We have rented a property for twenty plus years and maintained a small field which is attached to the property and has never been part of the rent agreement, the owner has never used it or shown any interest in its condition. Are there any adverse possesion benefits here.

Comments

  • princeofpounds
    princeofpounds Posts: 10,396 Forumite
    Part of the Furniture 10,000 Posts Name Dropper Combo Breaker
    If you have enclosed it and used it as your own for that long, probably yes.

    However, if it's a stranded plot with access only through a property you rent but do not own then it's utility might be small in future
  • jatos
    jatos Posts: 53 Forumite
    Time to give a lawyer a phone call I think!
  • G_M
    G_M Posts: 51,977 Forumite
    Part of the Furniture 10,000 Posts Name Dropper Combo Breaker
    Who owns the field? You say it is attached to the property so I assume your LL owns it?

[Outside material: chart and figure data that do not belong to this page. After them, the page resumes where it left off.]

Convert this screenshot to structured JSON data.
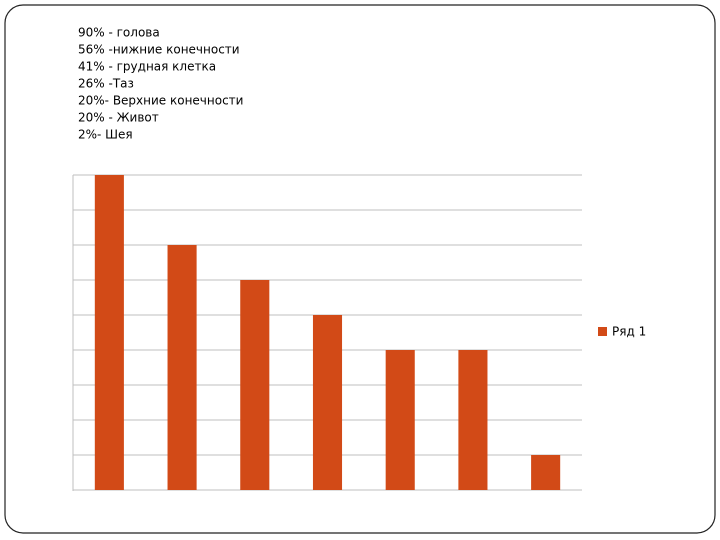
{
  "chart_data": {
    "type": "bar",
    "annotations": [
      "90% - голова",
      "56% -нижние конечности",
      "41% - грудная клетка",
      "26% -Таз",
      "20%- Верхние конечности",
      "20% - Живот",
      "2%- Шея"
    ],
    "categories": [
      null,
      null,
      null,
      null,
      null,
      null,
      null
    ],
    "series": [
      {
        "name": "Ряд 1",
        "color": "#d24a17",
        "values": [
          9,
          7,
          6,
          5,
          4,
          4,
          1
        ]
      }
    ],
    "ylim": [
      0,
      9
    ],
    "yticks": [
      0,
      1,
      2,
      3,
      4,
      5,
      6,
      7,
      8,
      9
    ],
    "grid": true,
    "legend": "right"
  }
}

    What makes you say it is not part of the tenancy agreement?

    For example, if the field is part of the property (eg the Land Registry Title Plan includes both the building and the field) and your tenancy agremement is for (address of property"), then the field would be included.

    http://www.landregistry.gov.uk/professional/guides/practice-guide-4
  • martinsurrey
    martinsurrey Posts: 3,368 Forumite
    I'll add on to this,

    I do believe that if a tenant gains adverse possession of land through the use of their tenancy agreement (as in this example, the OP uses the tenancy boundary to gain possession of more land) that the land becomes part of the tenancy, so the benefit of the adverse possession will end up benefiting the landlord.

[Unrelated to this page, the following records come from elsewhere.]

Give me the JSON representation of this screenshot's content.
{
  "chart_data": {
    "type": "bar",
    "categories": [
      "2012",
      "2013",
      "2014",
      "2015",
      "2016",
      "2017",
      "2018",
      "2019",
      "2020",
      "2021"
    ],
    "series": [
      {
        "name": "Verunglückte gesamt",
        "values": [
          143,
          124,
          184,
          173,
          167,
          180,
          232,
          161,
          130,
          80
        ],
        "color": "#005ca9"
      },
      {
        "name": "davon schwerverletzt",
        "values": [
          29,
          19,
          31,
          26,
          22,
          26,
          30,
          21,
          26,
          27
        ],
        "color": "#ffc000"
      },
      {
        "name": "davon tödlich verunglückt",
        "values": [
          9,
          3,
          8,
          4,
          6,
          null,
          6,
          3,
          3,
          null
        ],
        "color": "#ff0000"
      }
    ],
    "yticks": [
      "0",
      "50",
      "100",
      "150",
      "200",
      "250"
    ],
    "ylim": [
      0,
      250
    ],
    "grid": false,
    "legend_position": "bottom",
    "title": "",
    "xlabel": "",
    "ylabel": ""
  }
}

    So you can claim the land through adverse possession, but when the tenancy ends, the LL gets everything, and if he owned it originally, we’re back to the status quo.
  • princeofpounds
    princeofpounds Posts: 10,396 Forumite
    Part of the Furniture 10,000 Posts Name Dropper Combo Breaker
    I do believe that if a tenant gains adverse possession of land through the use of their tenancy agreement (as in this example, the OP uses the tenancy boundary to gain possession of more land) that the land becomes part of the tenancy, so the benefit of the adverse possession will end up benefiting the landlord.

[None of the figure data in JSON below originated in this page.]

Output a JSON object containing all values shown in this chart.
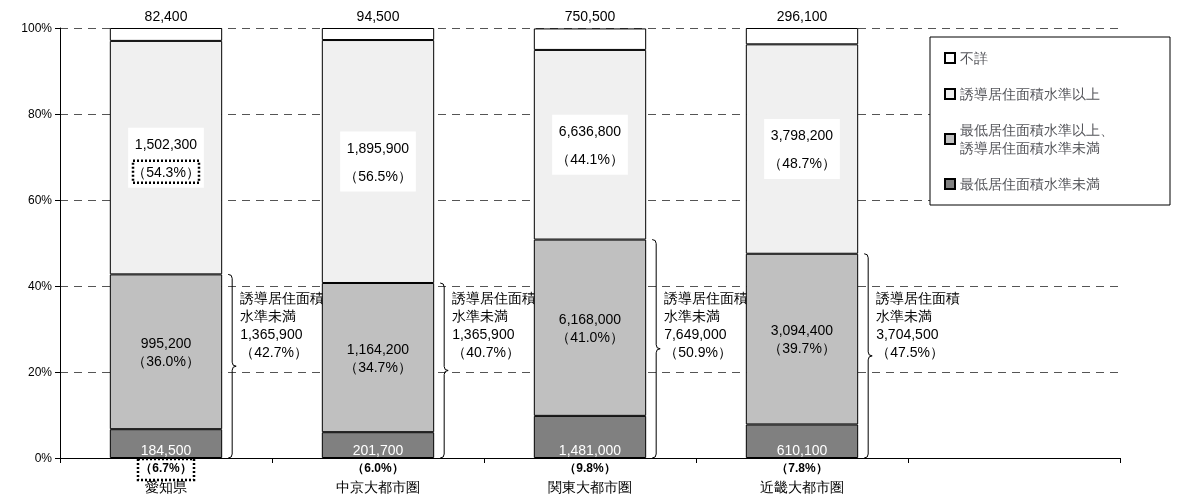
{
  "chart_data": {
    "type": "bar",
    "stacked": true,
    "categories": [
      "愛知県",
      "中京大都市圏",
      "関東大都市圏",
      "近畿大都市圏",
      null
    ],
    "series": [
      {
        "name": "最低居住面積水準未満",
        "color": "#808080",
        "values": [
          6.7,
          6.0,
          9.8,
          7.8,
          null
        ],
        "value_labels": [
          "184,500\n（6.7%）",
          "201,700\n（6.0%）",
          "1,481,000\n（9.8%）",
          "610,100\n（7.8%）",
          null
        ]
      },
      {
        "name": "最低居住面積水準以上、誘導居住面積水準未満",
        "color": "#c0c0c0",
        "values": [
          36.0,
          34.7,
          41.0,
          39.7,
          null
        ],
        "value_labels": [
          "995,200\n（36.0%）",
          "1,164,200\n（34.7%）",
          "6,168,000\n（41.0%）",
          "3,094,400\n（39.7%）",
          null
        ]
      },
      {
        "name": "誘導居住面積水準以上",
        "color": "#f0f0f0",
        "values": [
          54.3,
          56.5,
          44.1,
          48.7,
          null
        ],
        "value_labels": [
          "1,502,300\n（54.3%）",
          "1,895,900\n（56.5%）",
          "6,636,800\n（44.1%）",
          "3,798,200\n（48.7%）",
          null
        ]
      },
      {
        "name": "不詳",
        "color": "#ffffff",
        "values": [
          3.0,
          2.8,
          5.0,
          3.8,
          null
        ]
      }
    ],
    "ylim": [
      0,
      100
    ],
    "yticks": [
      {
        "value": 0,
        "label": "0%"
      },
      {
        "value": 20,
        "label": "20%"
      },
      {
        "value": 40,
        "label": "40%"
      },
      {
        "value": 60,
        "label": "60%"
      },
      {
        "value": 80,
        "label": "80%"
      },
      {
        "value": 100,
        "label": "100%"
      }
    ],
    "grid": "y",
    "legend": "top right",
    "annotations": [
      {
        "text": "82,400",
        "x": "愛知県",
        "y": 100
      },
      {
        "text": "94,500",
        "x": "中京大都市圏",
        "y": 100
      },
      {
        "text": "750,500",
        "x": "関東大都市圏",
        "y": 100
      },
      {
        "text": "296,100",
        "x": "近畿大都市圏",
        "y": 100
      },
      "誘導居住面積水準未満\n1,365,900\n（42.7%）",
      "誘導居住面積水準未満\n1,365,900\n（40.7%）",
      "誘導居住面積水準未満\n7,649,000\n（50.9%）",
      "誘導居住面積水準未満\n3,704,500\n（47.5%）"
    ]
  }
}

    I guess this is the key point. I'm not so sure that is the case, as tenancies cannot 'possess' land, only individuals can, but worth trying to find out.
  • martinsurrey
    martinsurrey Posts: 3,368 Forumite
    I'm not so sure that is the case, as tenancies cannot 'possess' land,

    I am sure

    from

    http://www.landregistry.gov.uk/professional/guides/practice-guide-4

    12.2 Encroachments onto registered land from leasehold land

    As explained above, adverse possession requires "the intention, in one’s own name and on one’s own behalf, to exclude the world at large". There is a legal presumption that a tenant who encroaches onto other land does so for the benefit of their landlord. At least on one view, this presumption means that there is no adverse possession by a tenant and that any application under Schedule 6 to the Act should be by the tenant’s landlord.
  • princeofpounds
    princeofpounds Posts: 10,396 Forumite
    Part of the Furniture 10,000 Posts Name Dropper Combo Breaker
    Thanks for the link. That sounds pretty unequivocal, it would really be interesting to know what the legal logic is, I might try to track down and read one of the cited cases.
  • ValHaller
    ValHaller Posts: 5,212 Forumite
    1,000 Posts Combo Breaker
    I am sure

    from

    http://www.landregistry.gov.uk/professional/guides/practice-guide-4

    12.2 Encroachments onto registered land from leasehold land

    As explained above, adverse possession requires "the intention, in one’s own name and on one’s own behalf, to exclude the world at large". There is a legal presumption that a tenant who encroaches onto other land does so for the benefit of their landlord. At least on one view, this presumption means that there is no adverse possession by a tenant and that any application under Schedule 6 to the Act should be by the tenant’s landlord.
    The words "at least on one view" appear in the LR practice guide section. This is far from unequivocal and the guide goes on to say
    However, the presumption, by its nature, can be rebutted by evidence that the tenant actually intended the encroachment to be for their own benefit; and we are prepared to treat the fact that the application has been made as sufficient evidence of this intention for us to proceed with the application.
    On an academic (rather than legal) reading, it suggests that if you can produce evidence that the encroachment was for your own benefit, you stand a fair chance of having the application go in your favour. My take on this is that by default only, the application would be presumed to be on behalf of the LL - but if you can produce evidence that the encroachment was in your own right, the default may be easy to overturn.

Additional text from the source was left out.